En y réfléchissant bien, j’ai toujours été en vrac. Sans doute est-ce pour cela que j’ai déjà mené cinq vies différentes. Comme j’appartiens au signe zodiacal vietnamien du chat, le lièvre métallique pour les Chinois, il me reste encore deux vies. Cela ne m’interdit nullement d’être aussi sagittaire avec ascendance sagittaire avant de s’en servir. Vous voyez le genre. Bref, j’ai pleinement conscience, comme tous les lièvres, de courir dans tous les sens et comme le félin de vivre ma sixième et probablement d’attaquer ma septième et dernière existence. S’il vous plaît, ne partons pas en plein délire en parlant de réincarnation ou autres fadaises de cet acabit. Non, je parle de vraies vies depuis ma naissance.
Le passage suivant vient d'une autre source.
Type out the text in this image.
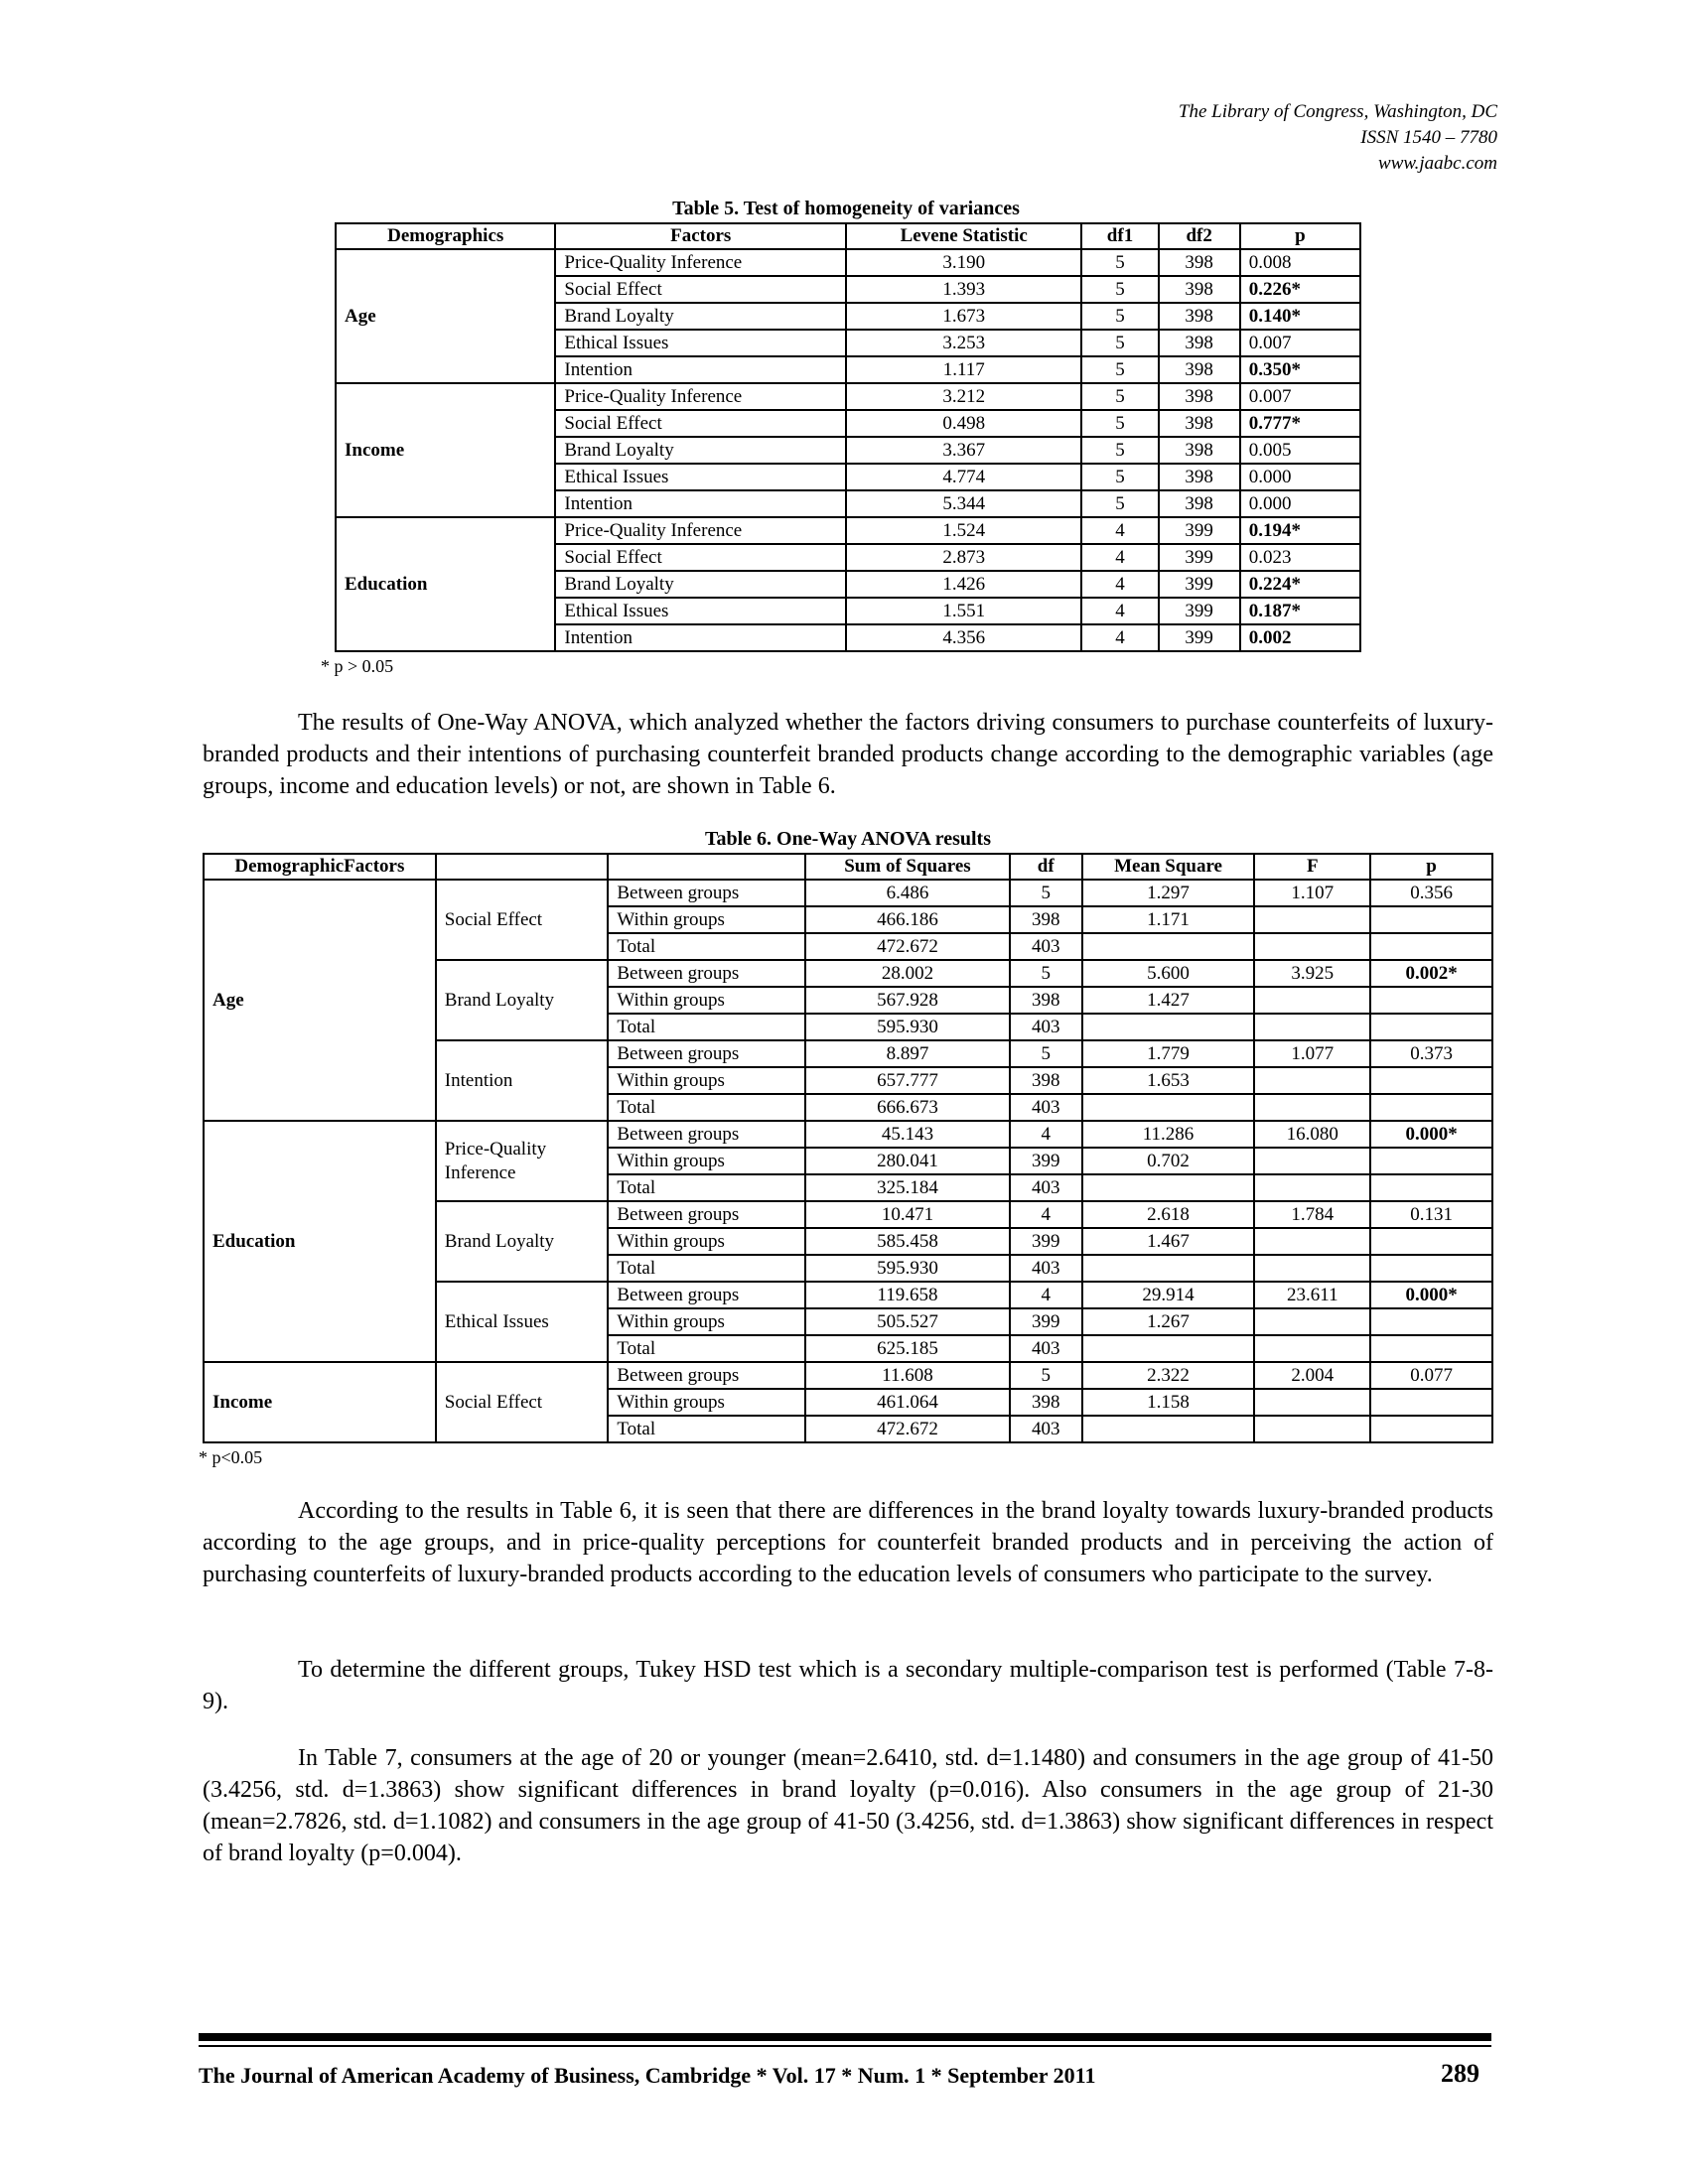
The Library of Congress, Washington, DC
ISSN 1540 – 7780
www.jaabc.com
Table 5. Test of homogeneity of variances
Demographics	Factors	Levene Statistic	df1	df2	p
Age	Price-Quality Inference	3.190	5	398	0.008
	Social Effect	1.393	5	398	0.226*
	Brand Loyalty	1.673	5	398	0.140*
	Ethical Issues	3.253	5	398	0.007
	Intention	1.117	5	398	0.350*
Income	Price-Quality Inference	3.212	5	398	0.007
	Social Effect	0.498	5	398	0.777*
	Brand Loyalty	3.367	5	398	0.005
	Ethical Issues	4.774	5	398	0.000
	Intention	5.344	5	398	0.000
Education	Price-Quality Inference	1.524	4	399	0.194*
	Social Effect	2.873	4	399	0.023
	Brand Loyalty	1.426	4	399	0.224*
	Ethical Issues	1.551	4	399	0.187*
	Intention	4.356	4	399	0.002
* p > 0.05
The results of One-Way ANOVA, which analyzed whether the factors driving consumers to purchase counterfeits of luxury-branded products and their intentions of purchasing counterfeit branded products change according to the demographic variables (age groups, income and education levels) or not, are shown in Table 6.
Table 6. One-Way ANOVA results
DemographicFactors			Sum of Squares	df	Mean Square	F	p
Age	Social Effect	Between groups	6.486	5	1.297	1.107	0.356
		Within groups	466.186	398	1.171		
		Total	472.672	403			
	Brand Loyalty	Between groups	28.002	5	5.600	3.925	0.002*
		Within groups	567.928	398	1.427		
		Total	595.930	403			
	Intention	Between groups	8.897	5	1.779	1.077	0.373
		Within groups	657.777	398	1.653		
		Total	666.673	403			
Education	Price-Quality Inference	Between groups	45.143	4	11.286	16.080	0.000*
		Within groups	280.041	399	0.702		
		Total	325.184	403			
	Brand Loyalty	Between groups	10.471	4	2.618	1.784	0.131
		Within groups	585.458	399	1.467		
		Total	595.930	403			
	Ethical Issues	Between groups	119.658	4	29.914	23.611	0.000*
		Within groups	505.527	399	1.267		
		Total	625.185	403			
Income	Social Effect	Between groups	11.608	5	2.322	2.004	0.077
		Within groups	461.064	398	1.158		
		Total	472.672	403			
* p<0.05
According to the results in Table 6, it is seen that there are differences in the brand loyalty towards luxury-branded products according to the age groups, and in price-quality perceptions for counterfeit branded products and in perceiving the action of purchasing counterfeits of luxury-branded products according to the education levels of consumers who participate to the survey.
To determine the different groups, Tukey HSD test which is a secondary multiple-comparison test is performed (Table 7-8-9).
In Table 7, consumers at the age of 20 or younger (mean=2.6410, std. d=1.1480) and consumers in the age group of 41-50 (3.4256, std. d=1.3863) show significant differences in brand loyalty (p=0.016). Also consumers in the age group of 21-30 (mean=2.7826, std. d=1.1082) and consumers in the age group of 41-50 (3.4256, std. d=1.3863) show significant differences in respect of brand loyalty (p=0.004).
The Journal of American Academy of Business, Cambridge * Vol. 17 * Num. 1 * September 2011	289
J’ignore pourquoi certains, en fait il s’agit de certaines, m’ont laissé entendre que j’étais inquiétant et que je faisais peur. La première fois qu’on m’a dit cela, je me dirigeais vers la quarantaine. À l’époque, j’avoue ne pas avoir très bien compris. Même maintenant, je ne comprends toujours pas vraiment. Finalement, le jugement le plus étonnant et le plus pertinent que quelqu’un a émis me concernant l’a été par Didier. Didier, c’est l’enseignant de l’aïkido. Je me refuse à l’appeler Maître ou professeur. Je préfère l’appeler par son prénom. Les rapports entre un enseignant d’arts martiaux et ses élèves sont souvent très compliqués, mais ce n’est pas le propos, enfin, pas maintenant. Bref, il m’a dit que je ressemblais à un bloc de glace qui s’effritait. Sur le moment, cela m’a surpris. Il est vrai que nous avions éclusé quelques pintes de bière. Rétrospectivement en y réfléchissant, je reconnais qu’il n’a pas vraiment tort. En outre, il m’avait confié certaines choses le concernant qu’il me demanda de conserver par-devers moi.
« Que vous a-t-il confié ?
Sa confiance m’honore et il n’existe pas de raisons pour la trahir. Alors, vous n’en saurez rien, jamais. Même en présence de mon avocat ou sous la torture, je ne divulguerai rien. Fin de l’histoire.
Pourquoi me raconter cela alors ?
Juste pour vous faire prendre conscience des rapports privilégiés existant au sein de ce groupe.
D’accord, continuez alors ».
Cela ne m’empêche nullement d’être en vrac. Je sais, cela ne signifie rien pour personne. Pourquoi suis-je en vrac ? Avec le temps, j’ai découvert trois raisons distinctes. Mais si j’essaie de creuser et réellement d’en déterminer les causes, j’en identifie au moins six : je n’ai ni attache ni racine, je suis un homme sans femme, et j’ai laissé la morale au vestiaire. Fort de cela il faut rajouter les trois dernières touches. D’abord, j’ai rangé ma vanité, mon orgueil et mon amour propre dans un coffre pour ne conserver que mon intégrité. Ensuite, je crois avoir vaincu la plupart de mes peurs. Et enfin, j’ai réalisé tout ce que j’avais rêvé d’accomplir. Cela constitue le cocktail qui me caractérise.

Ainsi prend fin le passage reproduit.